To counter such a threat researchers at Bristol University’s Quantum Engineering Technology Labs (QETLabs) have developed tiny microchip circuits which exploit the strange world of quantum mechanics and provide a level of security enhanced by the laws of quantum physics.
These circuits distribute cryptographic keys using the quantum properties of entanglement, superposition and the absolute randomness provided by quantum behaviour, which is reproducible by no other means.
Principal investigator Professor Mark Thompson said: “The system we have developed allows information to be exchanged using single photons of light in a quantum state.
“If an eavesdropper hacks your transmission, they will collapse the fragile quantum states and the system will immediately alert you to their presence and terminate the transmission.”
This work, published in the February issue of Nature Communications, has demonstrated the world’s first chip-to-chip quantum secured communication system, using microchip circuits just a few millimetres in size.

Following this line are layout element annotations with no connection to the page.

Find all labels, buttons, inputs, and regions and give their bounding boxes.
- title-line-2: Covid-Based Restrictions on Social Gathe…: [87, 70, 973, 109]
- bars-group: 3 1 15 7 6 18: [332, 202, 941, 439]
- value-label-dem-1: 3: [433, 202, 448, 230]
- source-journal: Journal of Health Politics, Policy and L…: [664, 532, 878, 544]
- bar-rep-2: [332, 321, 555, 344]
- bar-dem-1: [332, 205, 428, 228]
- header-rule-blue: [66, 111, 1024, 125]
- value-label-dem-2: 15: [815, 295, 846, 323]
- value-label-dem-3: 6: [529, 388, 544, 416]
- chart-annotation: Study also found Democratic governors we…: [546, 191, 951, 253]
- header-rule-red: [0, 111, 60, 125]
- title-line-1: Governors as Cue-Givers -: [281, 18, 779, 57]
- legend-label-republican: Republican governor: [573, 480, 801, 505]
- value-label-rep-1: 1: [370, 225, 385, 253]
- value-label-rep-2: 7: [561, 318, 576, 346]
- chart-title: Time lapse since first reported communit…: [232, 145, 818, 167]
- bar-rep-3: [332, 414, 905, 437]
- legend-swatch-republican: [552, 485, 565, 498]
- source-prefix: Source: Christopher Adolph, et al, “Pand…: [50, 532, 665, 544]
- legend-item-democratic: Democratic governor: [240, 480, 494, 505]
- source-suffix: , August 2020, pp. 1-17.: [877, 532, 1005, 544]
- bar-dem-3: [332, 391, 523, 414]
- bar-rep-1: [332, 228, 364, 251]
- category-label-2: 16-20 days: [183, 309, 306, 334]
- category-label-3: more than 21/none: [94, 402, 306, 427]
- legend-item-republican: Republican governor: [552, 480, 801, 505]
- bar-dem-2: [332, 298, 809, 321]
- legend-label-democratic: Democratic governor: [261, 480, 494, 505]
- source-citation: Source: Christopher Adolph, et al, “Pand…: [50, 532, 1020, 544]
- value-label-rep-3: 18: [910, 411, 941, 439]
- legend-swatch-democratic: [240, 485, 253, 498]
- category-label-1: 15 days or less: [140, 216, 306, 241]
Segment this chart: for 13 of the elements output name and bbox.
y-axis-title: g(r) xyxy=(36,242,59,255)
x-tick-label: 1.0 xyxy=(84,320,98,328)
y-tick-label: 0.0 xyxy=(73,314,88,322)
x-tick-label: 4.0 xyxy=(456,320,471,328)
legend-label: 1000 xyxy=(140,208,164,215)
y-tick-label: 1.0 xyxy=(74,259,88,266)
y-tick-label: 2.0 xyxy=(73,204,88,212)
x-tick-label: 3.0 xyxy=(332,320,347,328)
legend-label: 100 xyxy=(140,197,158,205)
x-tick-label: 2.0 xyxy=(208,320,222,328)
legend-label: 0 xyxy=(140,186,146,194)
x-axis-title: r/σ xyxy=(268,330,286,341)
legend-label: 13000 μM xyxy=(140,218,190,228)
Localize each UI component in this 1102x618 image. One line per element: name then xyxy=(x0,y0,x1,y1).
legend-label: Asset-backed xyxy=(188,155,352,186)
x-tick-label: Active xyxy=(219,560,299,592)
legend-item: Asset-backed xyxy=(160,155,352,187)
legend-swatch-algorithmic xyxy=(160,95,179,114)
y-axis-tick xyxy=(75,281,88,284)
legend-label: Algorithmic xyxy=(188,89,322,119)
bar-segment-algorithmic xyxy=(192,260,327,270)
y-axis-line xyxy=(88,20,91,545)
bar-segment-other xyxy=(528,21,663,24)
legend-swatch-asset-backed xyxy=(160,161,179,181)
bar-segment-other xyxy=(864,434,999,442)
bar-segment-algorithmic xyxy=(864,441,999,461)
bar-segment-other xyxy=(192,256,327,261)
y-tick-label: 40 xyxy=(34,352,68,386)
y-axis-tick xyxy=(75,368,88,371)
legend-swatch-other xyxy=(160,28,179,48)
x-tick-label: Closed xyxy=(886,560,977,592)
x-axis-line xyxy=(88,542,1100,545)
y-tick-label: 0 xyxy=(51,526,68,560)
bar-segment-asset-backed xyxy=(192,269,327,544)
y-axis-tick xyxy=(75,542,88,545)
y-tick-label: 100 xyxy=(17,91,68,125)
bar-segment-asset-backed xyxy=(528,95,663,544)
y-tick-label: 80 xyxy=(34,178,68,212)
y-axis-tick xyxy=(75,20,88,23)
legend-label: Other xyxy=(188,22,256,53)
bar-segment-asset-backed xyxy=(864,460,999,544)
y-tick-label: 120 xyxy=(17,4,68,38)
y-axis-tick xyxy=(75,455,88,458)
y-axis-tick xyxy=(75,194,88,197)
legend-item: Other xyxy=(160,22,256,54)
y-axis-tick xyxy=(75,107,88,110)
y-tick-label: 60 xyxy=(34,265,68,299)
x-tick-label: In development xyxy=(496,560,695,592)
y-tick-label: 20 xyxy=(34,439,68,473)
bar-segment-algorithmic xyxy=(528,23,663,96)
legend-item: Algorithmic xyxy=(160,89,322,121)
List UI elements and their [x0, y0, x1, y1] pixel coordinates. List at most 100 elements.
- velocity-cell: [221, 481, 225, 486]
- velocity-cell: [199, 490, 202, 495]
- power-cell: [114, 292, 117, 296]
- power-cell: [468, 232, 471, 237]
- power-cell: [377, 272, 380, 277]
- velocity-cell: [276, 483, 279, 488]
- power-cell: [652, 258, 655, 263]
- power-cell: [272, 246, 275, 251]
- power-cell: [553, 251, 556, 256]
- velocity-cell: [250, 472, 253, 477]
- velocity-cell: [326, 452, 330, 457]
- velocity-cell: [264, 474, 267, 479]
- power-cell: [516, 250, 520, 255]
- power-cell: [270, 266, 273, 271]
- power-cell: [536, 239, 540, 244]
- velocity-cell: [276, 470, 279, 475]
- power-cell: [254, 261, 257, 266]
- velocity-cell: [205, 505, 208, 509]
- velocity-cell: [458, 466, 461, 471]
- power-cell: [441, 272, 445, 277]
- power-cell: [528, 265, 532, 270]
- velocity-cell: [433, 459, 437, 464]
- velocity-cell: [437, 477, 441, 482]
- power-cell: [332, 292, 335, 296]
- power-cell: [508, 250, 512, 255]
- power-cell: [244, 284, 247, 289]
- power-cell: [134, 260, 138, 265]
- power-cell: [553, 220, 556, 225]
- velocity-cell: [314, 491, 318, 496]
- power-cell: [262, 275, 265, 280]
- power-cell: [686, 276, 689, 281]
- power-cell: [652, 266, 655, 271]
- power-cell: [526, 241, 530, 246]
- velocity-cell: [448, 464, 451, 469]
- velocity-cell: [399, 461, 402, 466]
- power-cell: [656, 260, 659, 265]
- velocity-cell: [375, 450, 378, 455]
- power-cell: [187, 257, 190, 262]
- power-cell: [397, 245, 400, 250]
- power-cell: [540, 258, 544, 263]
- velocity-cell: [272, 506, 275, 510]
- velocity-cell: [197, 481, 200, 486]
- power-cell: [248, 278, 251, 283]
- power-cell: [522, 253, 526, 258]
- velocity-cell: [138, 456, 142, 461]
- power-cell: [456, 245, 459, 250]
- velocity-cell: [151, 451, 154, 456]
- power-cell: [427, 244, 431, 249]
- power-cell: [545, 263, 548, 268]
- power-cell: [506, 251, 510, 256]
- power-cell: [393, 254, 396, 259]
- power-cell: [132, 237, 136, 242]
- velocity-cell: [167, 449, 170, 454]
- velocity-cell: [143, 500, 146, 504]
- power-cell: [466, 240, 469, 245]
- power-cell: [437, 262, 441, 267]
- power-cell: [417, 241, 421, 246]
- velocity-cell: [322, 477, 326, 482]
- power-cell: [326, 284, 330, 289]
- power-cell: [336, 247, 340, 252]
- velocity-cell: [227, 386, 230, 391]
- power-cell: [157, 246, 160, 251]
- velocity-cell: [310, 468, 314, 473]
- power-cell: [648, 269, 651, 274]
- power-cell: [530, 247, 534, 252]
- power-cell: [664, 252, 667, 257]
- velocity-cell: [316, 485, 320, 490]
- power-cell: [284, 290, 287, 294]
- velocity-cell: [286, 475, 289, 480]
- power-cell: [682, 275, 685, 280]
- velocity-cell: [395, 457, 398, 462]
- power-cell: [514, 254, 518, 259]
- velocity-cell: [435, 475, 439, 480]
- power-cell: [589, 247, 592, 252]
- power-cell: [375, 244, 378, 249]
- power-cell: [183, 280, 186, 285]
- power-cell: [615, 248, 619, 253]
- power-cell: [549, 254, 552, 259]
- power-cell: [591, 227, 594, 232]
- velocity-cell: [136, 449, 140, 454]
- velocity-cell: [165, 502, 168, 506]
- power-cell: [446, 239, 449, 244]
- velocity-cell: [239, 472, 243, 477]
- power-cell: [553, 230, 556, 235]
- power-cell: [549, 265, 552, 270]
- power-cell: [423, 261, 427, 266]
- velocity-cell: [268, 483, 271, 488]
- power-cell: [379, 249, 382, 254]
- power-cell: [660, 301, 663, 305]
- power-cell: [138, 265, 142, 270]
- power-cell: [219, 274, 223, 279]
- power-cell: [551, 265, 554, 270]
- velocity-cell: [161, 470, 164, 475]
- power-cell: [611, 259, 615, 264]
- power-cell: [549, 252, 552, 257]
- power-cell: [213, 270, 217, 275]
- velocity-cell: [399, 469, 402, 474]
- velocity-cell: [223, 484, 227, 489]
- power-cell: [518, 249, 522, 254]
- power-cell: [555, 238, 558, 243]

This international collaboration, including researchers from Bristol, Glasgow and Japan’s NiCT in Japan, used commercial semiconductor chip manufacturers to make their devices – in much the same way as Intel pattern silicon to make the latest CPUs.
However, instead of using electricity these miniaturised devices used light to encode information at the single photon level, providing encryption keys with an unlimited lifetime.
The Bristol team has continued developing this technology, demonstrating an innovative design that allows the same functionality in a complementary metal-oxide-semiconductor (CMOS) compatible process, with the work being published in the February issue of Optica, the journal of the Optical Society.
Whereas the initial devices used a more expensive and complex manufacturing approach, these next generation devices are fabricated in standard silicon, paving the way for direct integration with microelectronic circuits.
This will ultimately lead to integration in everyday electrical devices, including laptops and mobile phones.